A will is a document that directs how your estate is to be distributed upon your death. You may choose to include in your will provisions for guardianship of minor children and establishing a trust for your estate.
A person must be 18 years old or older and of sound mind in order to make a will. A will must be in writing and signed by that person. Although not required, we have two witnesses to every will and we have it notarized to make the administrative process easier.
Once a will is made, it can only be revoked by another will, codicil, or another writing (made and proved in the same manner as the will) or by being burnt, torn, canceled, obliterated, or destroyed by the testator.
We recommend that one use the following as guidelines only in considering whether to establish a will:
|Single, no children||No, although you may want to inquire as to the potential tax consequences on your estate without a will as your entire estate will pass to your parents, if no parents, then to siblings or their children, if no siblings/nieces/nephews, then to grandparents and so on*|
|Single, with minor children||Yes, you may want to inquire as to whether a will with trust and guardianship provisions for the minor child(ren) are appropriate|
|Married, no children, one or both parents are alive||Yes, you may want to inquire as to setting up a will to ensure that your spouse receives your entire estate to avoid a transfer of part of your estate to your parents|
|Married, with children||Yes, you may want to inquire as to setting up a will to ensure that your spouse receives your entire estate to avoid a transfer of part of your estate to your children|
*If you choose not to execute a will, Pennsylvania has a system of laws for an intestate estate (20 Pa. C.S. §2102, 2103) that will provide the framework for distribution.
Your original will should be kept in a safe place, accessible to a loved one, and not in something such as a safe deposit box.
We will help you decide whether it is appropriate for you to have a will after discussing in detail the particular facts of your estate. Not everyone needs a will or has a will when they pass away.
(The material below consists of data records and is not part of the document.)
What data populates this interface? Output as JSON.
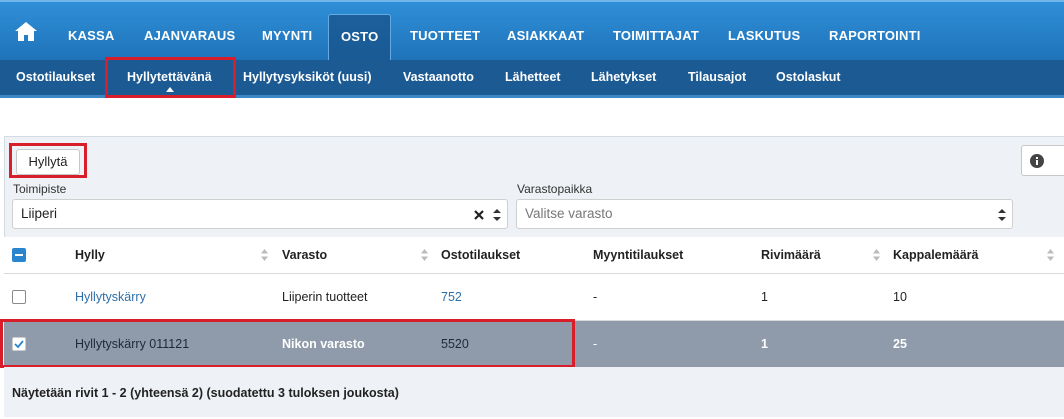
{
  "top_nav": {
    "items": [
      "KASSA",
      "AJANVARAUS",
      "MYYNTI",
      "OSTO",
      "TUOTTEET",
      "ASIAKKAAT",
      "TOIMITTAJAT",
      "LASKUTUS",
      "RAPORTOINTI"
    ],
    "active": "OSTO"
  },
  "sub_nav": {
    "items": [
      "Ostotilaukset",
      "Hyllytettävänä",
      "Hyllytysyksiköt (uusi)",
      "Vastaanotto",
      "Lähetteet",
      "Lähetykset",
      "Tilausajot",
      "Ostolaskut"
    ],
    "active": "Hyllytettävänä"
  },
  "toolbar": {
    "shelve_button": "Hyllytä"
  },
  "filters": {
    "toimipiste_label": "Toimipiste",
    "toimipiste_value": "Liiperi",
    "varastopaikka_label": "Varastopaikka",
    "varastopaikka_placeholder": "Valitse varasto"
  },
  "table": {
    "columns": [
      "Hylly",
      "Varasto",
      "Ostotilaukset",
      "Myyntitilaukset",
      "Rivimäärä",
      "Kappalemäärä"
    ],
    "rows": [
      {
        "hylly": "Hyllytyskärry",
        "varasto": "Liiperin tuotteet",
        "ostotilaukset": "752",
        "myyntitilaukset": "-",
        "rivimaara": "1",
        "kappalemaara": "10",
        "checked": false
      },
      {
        "hylly": "Hyllytyskärry 011121",
        "varasto": "Nikon varasto",
        "ostotilaukset": "5520",
        "myyntitilaukset": "-",
        "rivimaara": "1",
        "kappalemaara": "25",
        "checked": true
      }
    ]
  },
  "footer": {
    "text": "Näytetään rivit 1 - 2 (yhteensä 2) (suodatettu 3 tuloksen joukosta)"
  },
  "colors": {
    "nav_blue": "#2a85cf",
    "subnav_blue": "#1c5a93",
    "selected_row": "#8f9aaa",
    "highlight_red": "#d81e2a",
    "link": "#2d6fa8"
  }
}
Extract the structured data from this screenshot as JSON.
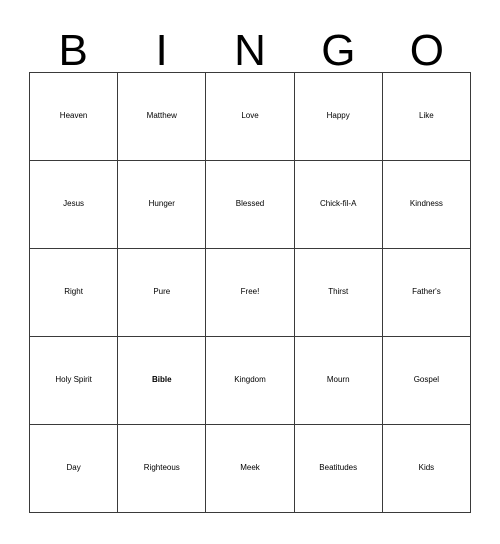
{
  "card": {
    "type": "bingo-card",
    "header_letters": [
      "B",
      "I",
      "N",
      "G",
      "O"
    ],
    "grid_size": "5x5",
    "colors": {
      "background": "#ffffff",
      "text": "#000000",
      "grid_line": "#3a3a3a"
    },
    "rows": [
      [
        {
          "text": "Heaven",
          "size": "m",
          "bold": false
        },
        {
          "text": "Matthew",
          "size": "s",
          "bold": false
        },
        {
          "text": "Love",
          "size": "xxl",
          "bold": false
        },
        {
          "text": "Happy",
          "size": "m",
          "bold": false
        },
        {
          "text": "Like",
          "size": "xxl",
          "bold": false
        }
      ],
      [
        {
          "text": "Jesus",
          "size": "xxl",
          "bold": false
        },
        {
          "text": "Hunger",
          "size": "m",
          "bold": false
        },
        {
          "text": "Blessed",
          "size": "s",
          "bold": false
        },
        {
          "text": "Chick-fil-A",
          "size": "l",
          "bold": false
        },
        {
          "text": "Kindness",
          "size": "xxs",
          "bold": false
        }
      ],
      [
        {
          "text": "Right",
          "size": "xxl",
          "bold": false
        },
        {
          "text": "Pure",
          "size": "xxl",
          "bold": false
        },
        {
          "text": "Free!",
          "size": "xxl",
          "bold": false
        },
        {
          "text": "Thirst",
          "size": "l",
          "bold": false
        },
        {
          "text": "Father's",
          "size": "xxs",
          "bold": false
        }
      ],
      [
        {
          "text": "Holy Spirit",
          "size": "l",
          "bold": false
        },
        {
          "text": "Bible",
          "size": "xl",
          "bold": true
        },
        {
          "text": "Kingdom",
          "size": "xs",
          "bold": false
        },
        {
          "text": "Mourn",
          "size": "l",
          "bold": false
        },
        {
          "text": "Gospel",
          "size": "m",
          "bold": false
        }
      ],
      [
        {
          "text": "Day",
          "size": "xxl",
          "bold": false
        },
        {
          "text": "Righteous",
          "size": "xxs",
          "bold": false
        },
        {
          "text": "Meek",
          "size": "xxl",
          "bold": false
        },
        {
          "text": "Beatitudes",
          "size": "tiny",
          "bold": false
        },
        {
          "text": "Kids",
          "size": "xxl",
          "bold": false
        }
      ]
    ]
  }
}
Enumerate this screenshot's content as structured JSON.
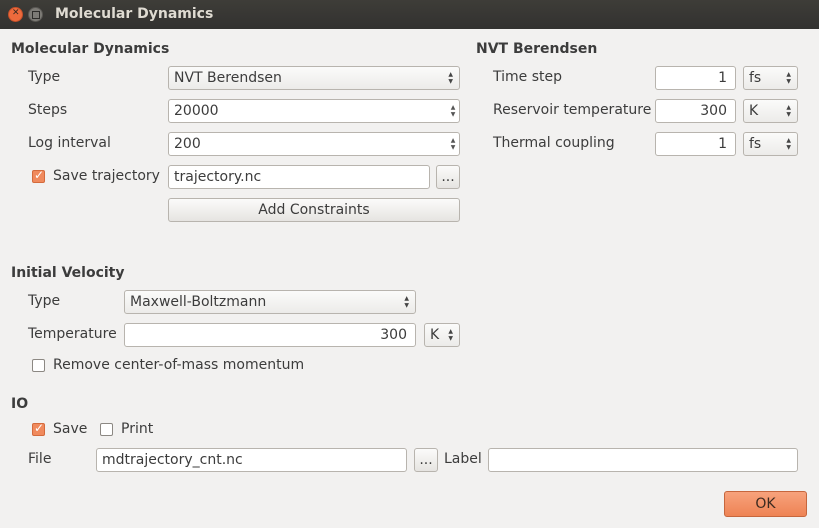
{
  "window": {
    "title": "Molecular Dynamics"
  },
  "md": {
    "heading": "Molecular Dynamics",
    "type_label": "Type",
    "type_value": "NVT Berendsen",
    "steps_label": "Steps",
    "steps_value": "20000",
    "log_label": "Log interval",
    "log_value": "200",
    "save_traj_label": "Save trajectory",
    "save_traj_checked": true,
    "traj_file": "trajectory.nc",
    "browse": "...",
    "add_constraints": "Add Constraints"
  },
  "nvt": {
    "heading": "NVT Berendsen",
    "time_step_label": "Time step",
    "time_step_value": "1",
    "time_step_unit": "fs",
    "res_temp_label": "Reservoir temperature",
    "res_temp_value": "300",
    "res_temp_unit": "K",
    "coupling_label": "Thermal coupling",
    "coupling_value": "1",
    "coupling_unit": "fs"
  },
  "velocity": {
    "heading": "Initial Velocity",
    "type_label": "Type",
    "type_value": "Maxwell-Boltzmann",
    "temp_label": "Temperature",
    "temp_value": "300",
    "temp_unit": "K",
    "remove_com_label": "Remove center-of-mass momentum",
    "remove_com_checked": false
  },
  "io": {
    "heading": "IO",
    "save_label": "Save",
    "save_checked": true,
    "print_label": "Print",
    "print_checked": false,
    "file_label": "File",
    "file_value": "mdtrajectory_cnt.nc",
    "browse": "...",
    "label_label": "Label",
    "label_value": ""
  },
  "footer": {
    "ok": "OK"
  }
}
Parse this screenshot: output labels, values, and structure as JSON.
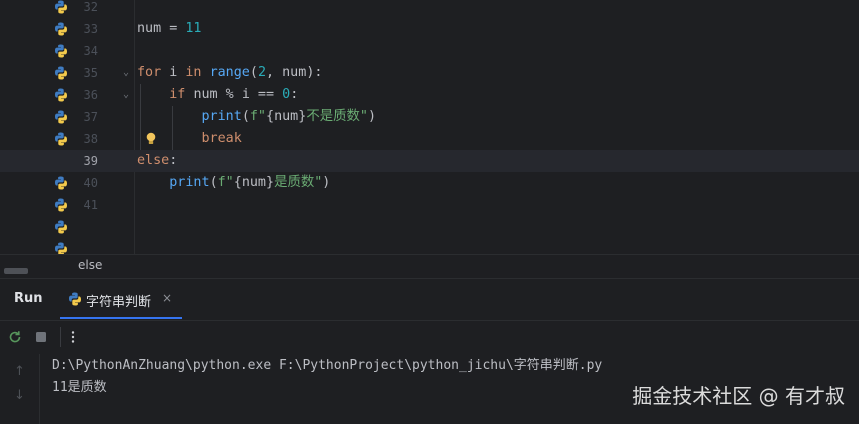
{
  "editor": {
    "lines": [
      {
        "num": "32",
        "code": ""
      },
      {
        "num": "33",
        "code": "num = 11"
      },
      {
        "num": "34",
        "code": ""
      },
      {
        "num": "35",
        "code": "for i in range(2, num):"
      },
      {
        "num": "36",
        "code": "    if num % i == 0:"
      },
      {
        "num": "37",
        "code": "        print(f\"{num}不是质数\")"
      },
      {
        "num": "38",
        "code": "        break"
      },
      {
        "num": "39",
        "code": "else:"
      },
      {
        "num": "40",
        "code": "    print(f\"{num}是质数\")"
      },
      {
        "num": "41",
        "code": ""
      }
    ],
    "current_line": "39",
    "bulb_icon": "lightbulb-icon",
    "file_icon": "python-file-icon"
  },
  "breadcrumb": {
    "item": "else"
  },
  "run": {
    "title": "Run",
    "tab_label": "字符串判断",
    "tab_close": "×",
    "toolbar": {
      "rerun_icon": "rerun-icon",
      "stop_icon": "stop-icon",
      "more_icon": "more-vertical-icon"
    },
    "console": {
      "command": "D:\\PythonAnZhuang\\python.exe F:\\PythonProject\\python_jichu\\字符串判断.py",
      "output": "11是质数"
    }
  },
  "watermark": "掘金技术社区 @ 有才叔",
  "colors": {
    "background": "#1e1f22",
    "keyword": "#cf8e6d",
    "function": "#56a8f5",
    "number": "#2aacb8",
    "string": "#6aab73",
    "accent": "#3574f0"
  }
}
When a person dies in Pennsylvania, property that is not disposed of in a will is usually disposed of under the intestate statute (except for retirement plans, life insurance, payment on death accounts, property owned by joint tenants with rights of survivorship, and living trusts) . Depending on whether you are married, your estate under the intestate statute would pass as follows:
|Married, no surviving children or parents||Spouse receives the entire estate|
|Married, no surviving children but one or more surviving parents||Spouse receives first $30,000.00 plus one-half of the balance of the estate|
|Married, surviving children of the decedent and spouse||Spouse receives first $30,000.00 plus one-half of the balance of the estate|
|Married, surviving children of the decedent only||Spouse receives one-half of the estate|
|Single, with children||Children receive the entire estate|
|Single, no surviving children but one or more surviving parents||Parent(s) receive the entire estate|
|Single, no surviving children or parents but one or more surviving siblings||Siblings(s) receive the entire estate|
|Single, no surviving children or parents or siblings, but one or more surviving niece or nephew||Nieces and nephews receive the entire estate|
|Single, no surviving children or parents or siblings, but one or more surviving grandparents||Grandparent(s) receive the entire estate*(½ to paternal grandparents and ½ to maternal grandparents) or their descendants|
|Single, no surviving children or parents or siblings or surviving grandparents or grandparent’s descendants||Grandparent(s)’s siblings receive the entire estate and their descendants|
If a case does not fall into one of these criteria, then the estate passes to the Commonwealth of Pennsylvania.
Pursuant to 20 Pa.C.S.A. § 102, the following are some important formal legal definitions:
"Fiduciary." Includes personal representatives, guardians, and trustees, whether domiciliary or ancillary, individual or corporate, subject to the jurisdiction of the orphans' court division.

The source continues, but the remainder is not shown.